High-frequency devices with weakly relativistic hollow thin-wall electron beams

Abstract

Summary form only given. The medium-power millimeter-wave sources are widely used in radars, space telecommunications, and spectroscopy. For microwave generation with power level from tens of watts to several kilowatts, slow-wave devices such as traveling-wave tubes (TWTs) and backward-wave oscillators (BWOs) are widely used. Traditionally, these radiation sources are based on utilizing thin rectilinear electron beams guided through thin cylindrical channel in slow-wave structures of helical, folded-waveguide, or coupled-cavity types. For millimeter or shorter wavelengths, a very thin electron beam with very high energy density is needed, which hinders the guiding of the beam in a proximity of the slow-wave structure wall, especially in CW regime.

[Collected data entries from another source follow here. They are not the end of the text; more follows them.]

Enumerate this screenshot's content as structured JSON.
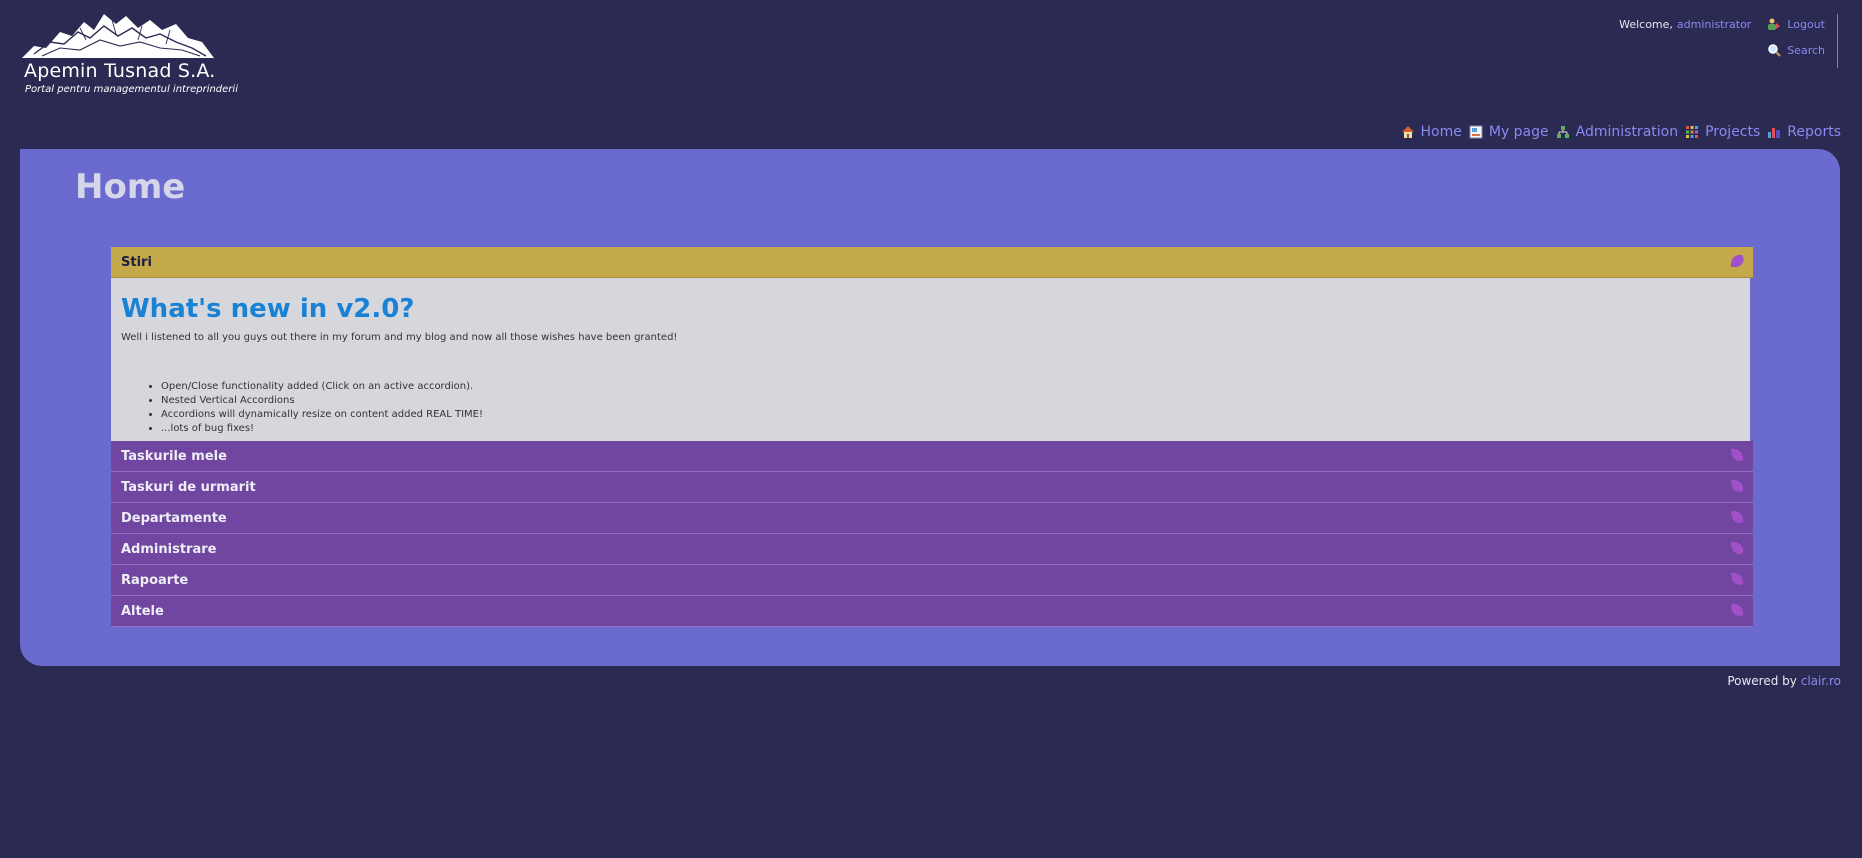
{
  "header": {
    "company": "Apemin Tusnad S.A.",
    "tagline": "Portal pentru managementul intreprinderii"
  },
  "user": {
    "welcome": "Welcome,",
    "username": "administrator",
    "logout": "Logout",
    "search": "Search"
  },
  "nav": [
    {
      "label": "Home",
      "icon": "home-icon"
    },
    {
      "label": "My page",
      "icon": "my-page-icon"
    },
    {
      "label": "Administration",
      "icon": "administration-icon"
    },
    {
      "label": "Projects",
      "icon": "projects-icon"
    },
    {
      "label": "Reports",
      "icon": "reports-icon"
    }
  ],
  "page_title": "Home",
  "accordion": {
    "active": {
      "title": "Stiri",
      "heading": "What's new in v2.0?",
      "text": "Well i listened to all you guys out there in my forum and my blog and now all those wishes have been granted!",
      "items": [
        "Open/Close functionality added (Click on an active accordion).",
        "Nested Vertical Accordions",
        "Accordions will dynamically resize on content added REAL TIME!",
        "...lots of bug fixes!"
      ]
    },
    "sections": [
      "Taskurile mele",
      "Taskuri de urmarit",
      "Departamente",
      "Administrare",
      "Rapoarte",
      "Altele"
    ]
  },
  "footer": {
    "powered": "Powered by",
    "link": "clair.ro"
  },
  "colors": {
    "background": "#2a2a52",
    "panel": "#6b6bcf",
    "active_header": "#c4a94b",
    "section_header": "#7146a0",
    "link": "#8a8af0",
    "heading": "#1a82d4"
  }
}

In order to mitigate the described difficulty, a new concept of medium-power slow-wave devices of the millimeter-wavelength range is proposed.1 This concept is based on the usage of azimuthally-symmetric or helically corrugated operating waveguides and hollow rectilinear thin-wall electron beams instead of pencil-like beams. It should be noticed, that slow-wave devices with relativistic hollow electron beams are widely used.2 In the weakly-relativistic case, the exploit of hollow beams permits a significant increase in the diameter of the beam channel and, simultaneously, a drastic decrease in the required current density and heat load at the interaction structure wall in comparison with the conventional devices with pencil-like beams.